Join us for this panel presenting the CIPS-based research project Global Right funded by the Social Sciences and Humanities Research Council (SSHRC).
Michael Williams, University of Ottawa
Globalization: The Counter-Narrative of the Radical Right
Michael C. Williams holds the University Research Chair in Global Political Thought, and is Professor in the Graduate School of Public and International Affairs at the University of Ottawa. His research interests are in the relationship between ideas, politics, and foreign policy, International Relations theory, and security studies. His most recent book (with Rita Abrahamsen) is Security Beyond the State: Private Security in International Politics (Cambridge University Press, 2011).

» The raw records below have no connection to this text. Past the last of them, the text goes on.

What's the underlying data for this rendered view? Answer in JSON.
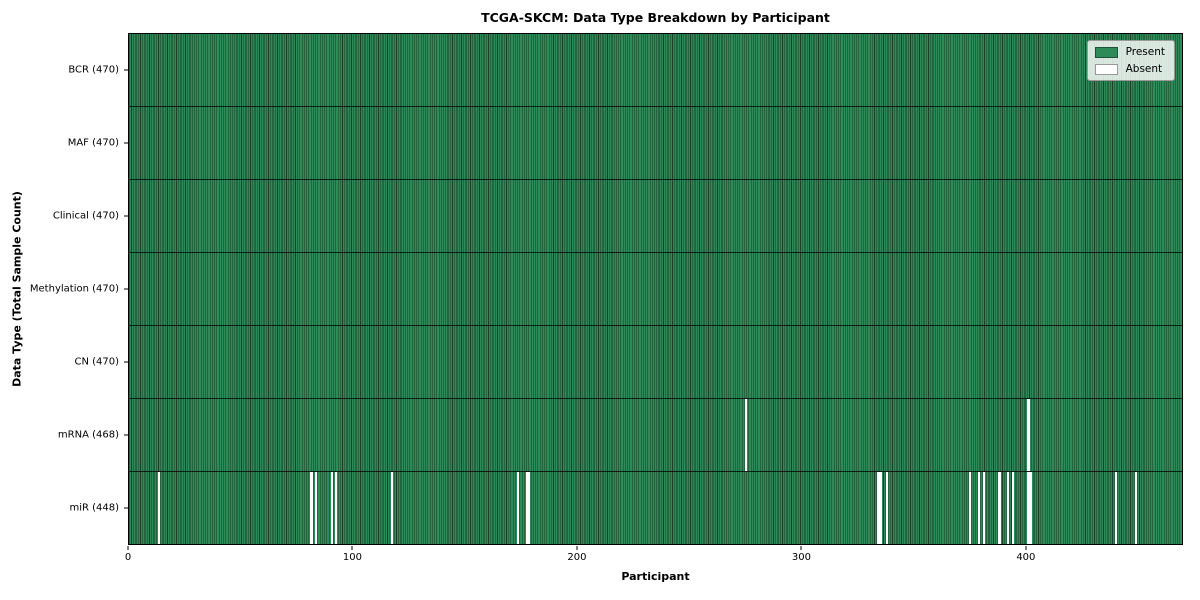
{
  "chart_data": {
    "type": "heatmap",
    "title": "TCGA-SKCM: Data Type Breakdown by Participant",
    "xlabel": "Participant",
    "ylabel": "Data Type (Total Sample Count)",
    "n_participants": 470,
    "x_range": [
      0,
      470
    ],
    "xticks": [
      0,
      100,
      200,
      300,
      400
    ],
    "legend_position": "upper right",
    "grid": false,
    "colors": {
      "present": "#2e8b57",
      "absent": "#ffffff",
      "bar_edge": "#173f2a",
      "row_separator": "#000000"
    },
    "rows": [
      {
        "data_type": "BCR",
        "label": "BCR (470)",
        "present_count": 470,
        "absent_count": 0,
        "absent_participants": []
      },
      {
        "data_type": "MAF",
        "label": "MAF (470)",
        "present_count": 470,
        "absent_count": 0,
        "absent_participants": []
      },
      {
        "data_type": "Clinical",
        "label": "Clinical (470)",
        "present_count": 470,
        "absent_count": 0,
        "absent_participants": []
      },
      {
        "data_type": "Methylation",
        "label": "Methylation (470)",
        "present_count": 470,
        "absent_count": 0,
        "absent_participants": []
      },
      {
        "data_type": "CN",
        "label": "CN (470)",
        "present_count": 470,
        "absent_count": 0,
        "absent_participants": []
      },
      {
        "data_type": "mRNA",
        "label": "mRNA (468)",
        "present_count": 468,
        "absent_count": 2,
        "absent_participants": [
          275,
          401
        ]
      },
      {
        "data_type": "miR",
        "label": "miR (448)",
        "present_count": 448,
        "absent_count": 22,
        "absent_participants": [
          13,
          81,
          83,
          90,
          92,
          117,
          173,
          177,
          178,
          334,
          335,
          338,
          375,
          379,
          381,
          388,
          392,
          394,
          401,
          402,
          440,
          449
        ]
      }
    ]
  },
  "legend": {
    "items": [
      {
        "label": "Present",
        "color": "#2e8b57"
      },
      {
        "label": "Absent",
        "color": "#ffffff"
      }
    ]
  }
}
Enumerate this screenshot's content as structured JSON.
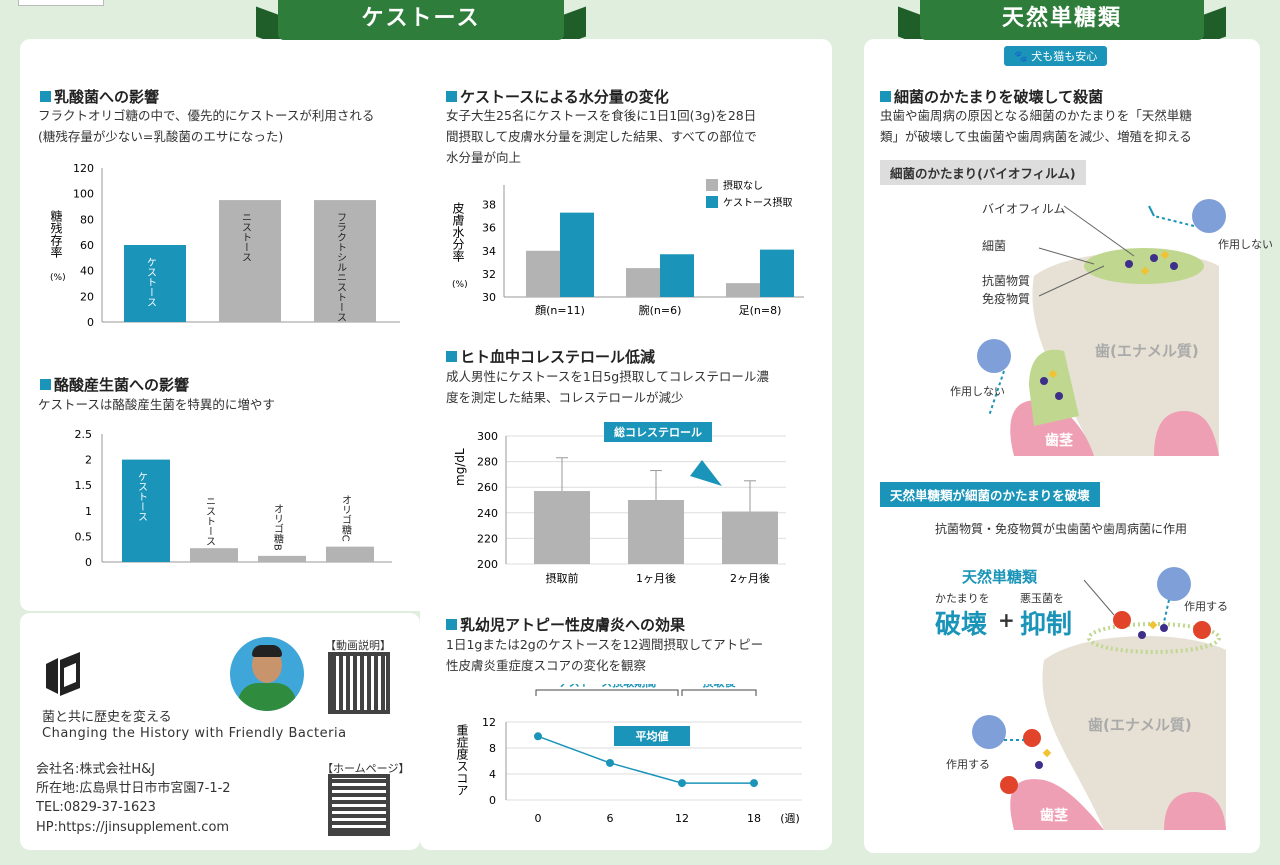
{
  "top_tag": "",
  "left_ribbon": "ケストース",
  "right_ribbon": "天然単糖類",
  "dog_badge": "犬も猫も安心",
  "s1": {
    "title": "乳酸菌への影響",
    "desc1": "フラクトオリゴ糖の中で、優先的にケストースが利用される",
    "desc2": "(糖残存量が少ない=乳酸菌のエサになった)",
    "ylabel": "糖残存率",
    "yunit": "(%)"
  },
  "s2": {
    "title": "ケストースによる水分量の変化",
    "desc1": "女子大生25名にケストースを食後に1日1回(3g)を28日",
    "desc2": "間摂取して皮膚水分量を測定した結果、すべての部位で",
    "desc3": "水分量が向上",
    "ylabel": "皮膚水分率",
    "yunit": "(%)"
  },
  "s3": {
    "title": "酪酸産生菌への影響",
    "desc1": "ケストースは酪酸産生菌を特異的に増やす"
  },
  "s4": {
    "title": "ヒト血中コレステロール低減",
    "desc1": "成人男性にケストースを1日5g摂取してコレステロール濃",
    "desc2": "度を測定した結果、コレステロールが減少",
    "ylabel": "mg/dL",
    "badge": "総コレステロール"
  },
  "s5": {
    "title": "乳幼児アトピー性皮膚炎への効果",
    "desc1": "1日1gまたは2gのケストースを12週間摂取してアトピー",
    "desc2": "性皮膚炎重症度スコアの変化を観察",
    "ylabel": "重症度スコア",
    "period1": "ケストース摂取期間",
    "period2": "摂取後",
    "badge": "平均値",
    "unit": "(週)"
  },
  "company": {
    "video_label": "【動画説明】",
    "home_label": "【ホームページ】",
    "slogan_jp": "菌と共に歴史を変える",
    "slogan_en": "Changing the History with Friendly Bacteria",
    "name": "会社名:株式会社H&J",
    "address": "所在地:広島県廿日市市宮園7-1-2",
    "tel": "TEL:0829-37-1623",
    "hp": "HP:https://jinsupplement.com"
  },
  "right": {
    "title": "細菌のかたまりを破壊して殺菌",
    "desc1": "虫歯や歯周病の原因となる細菌のかたまりを「天然単糖",
    "desc2": "類」が破壊して虫歯菌や歯周病菌を減少、増殖を抑える",
    "label1": "細菌のかたまり(バイオフィルム)",
    "biofilm": "バイオフィルム",
    "bacteria": "細菌",
    "antibody1": "抗菌物質",
    "antibody2": "免疫物質",
    "no_effect1": "作用しない",
    "no_effect2": "作用しない",
    "tooth1": "歯(エナメル質)",
    "gum1": "歯茎",
    "label2": "天然単糖類が細菌のかたまりを破壊",
    "act_desc": "抗菌物質・免疫物質が虫歯菌や歯周病菌に作用",
    "natural": "天然単糖類",
    "mass": "かたまりを",
    "bad": "悪玉菌を",
    "destroy": "破壊",
    "plus": "+",
    "suppress": "抑制",
    "effect1": "作用する",
    "effect2": "作用する",
    "tooth2": "歯(エナメル質)",
    "gum2": "歯茎"
  },
  "colors": {
    "accent": "#1a94b8",
    "grey": "#b3b3b3",
    "ribbon": "#2e7d3a"
  },
  "chart_data": [
    {
      "type": "bar",
      "title": "乳酸菌への影響",
      "ylabel": "糖残存率(%)",
      "categories": [
        "ケストース",
        "ニストース",
        "フラクトシルニストース"
      ],
      "values": [
        60,
        95,
        95
      ],
      "ylim": [
        0,
        120
      ],
      "yticks": [
        0,
        20,
        40,
        60,
        80,
        100,
        120
      ]
    },
    {
      "type": "bar",
      "title": "ケストースによる水分量の変化",
      "ylabel": "皮膚水分率(%)",
      "categories": [
        "顔(n=11)",
        "腕(n=6)",
        "足(n=8)"
      ],
      "series": [
        {
          "name": "摂取なし",
          "values": [
            34.0,
            32.5,
            31.2
          ]
        },
        {
          "name": "ケストース摂取",
          "values": [
            37.3,
            33.7,
            34.1
          ]
        }
      ],
      "ylim": [
        30,
        39
      ],
      "yticks": [
        30,
        32,
        34,
        36,
        38
      ]
    },
    {
      "type": "bar",
      "title": "酪酸産生菌への影響",
      "categories": [
        "ケストース",
        "ニストース",
        "オリゴ糖B",
        "オリゴ糖C"
      ],
      "values": [
        2.0,
        0.27,
        0.12,
        0.3
      ],
      "ylim": [
        0,
        2.5
      ],
      "yticks": [
        "0",
        "0.5",
        "1",
        "1.5",
        "2",
        "2.5"
      ]
    },
    {
      "type": "bar",
      "title": "ヒト血中コレステロール低減",
      "ylabel": "mg/dL",
      "categories": [
        "摂取前",
        "1ヶ月後",
        "2ヶ月後"
      ],
      "values": [
        257,
        250,
        241
      ],
      "error_top": [
        283,
        273,
        265
      ],
      "ylim": [
        200,
        300
      ],
      "yticks": [
        200,
        220,
        240,
        260,
        280,
        300
      ]
    },
    {
      "type": "line",
      "title": "乳幼児アトピー性皮膚炎への効果",
      "ylabel": "重症度スコア",
      "x": [
        0,
        6,
        12,
        18
      ],
      "values": [
        9.8,
        5.7,
        2.6,
        2.6
      ],
      "ylim": [
        0,
        12
      ],
      "yticks": [
        0,
        4,
        8,
        12
      ]
    }
  ]
}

Jean-Francois Drolet, Queen Mary, University of London
The View from MARS: American ‘Populism’ and the Liberal World Order
Dr Jean-François Drolet is Senior Lecturer in Politics and International Relations at Queen Mary University of London. Jean-François is best known for his work on the political theory and intellectual history of the American right. He is presently in the process of completing a monograph on politics and international relations in the thought of Friedrich Nietzsche.
Alexandra Gheciu, University of Ottawa
Europe versus Europe: The Rise of Radical Conservatism and the Future of European Integration
Alexandra Gheciu is a Professor at the Graduate School of Public and International Affairs, and Associate Director of the Centre for International Policy Studies. Her research interests are in the fields of international security, international institutions, Euro-Atlantic relations, global governance and the liberal order, state (re)building, and International Relations theory.
Srdjan Vucetic, University of Ottawa
Backward, March! Brexit, CANZUK, and the Legacy of Empire
Srdjan Vucetic is Associate Professor at the Graduate School of Public and International Affairs. His research interests involve American and Canadian foreign and defence policy and international security. Prior to joining the GSPIA, Srdjan was the Randall Dillard Research Fellow in International Studies at Pembroke College, University of Cambridge.
Rita Abrahamsen, University of Ottawa
‘White Genocide’: The South African Far Right Meets the Global Alt-Right
Rita Abrahamsen is Professor in the Graduate School of Public and International Affairs and the Director of the Centre for International Policy Studies (CIPS). Her research interests are in African politics, security and development, security privatization and postcolonial theory. She is the author (with M.C. Williams) of Security Beyond the State: Private Security in International Politics (Cambridge University Press, 2011) and Disciplining Democracy: Development Discourse and the Good Governance Agenda in Africa (Zed Books, 2000).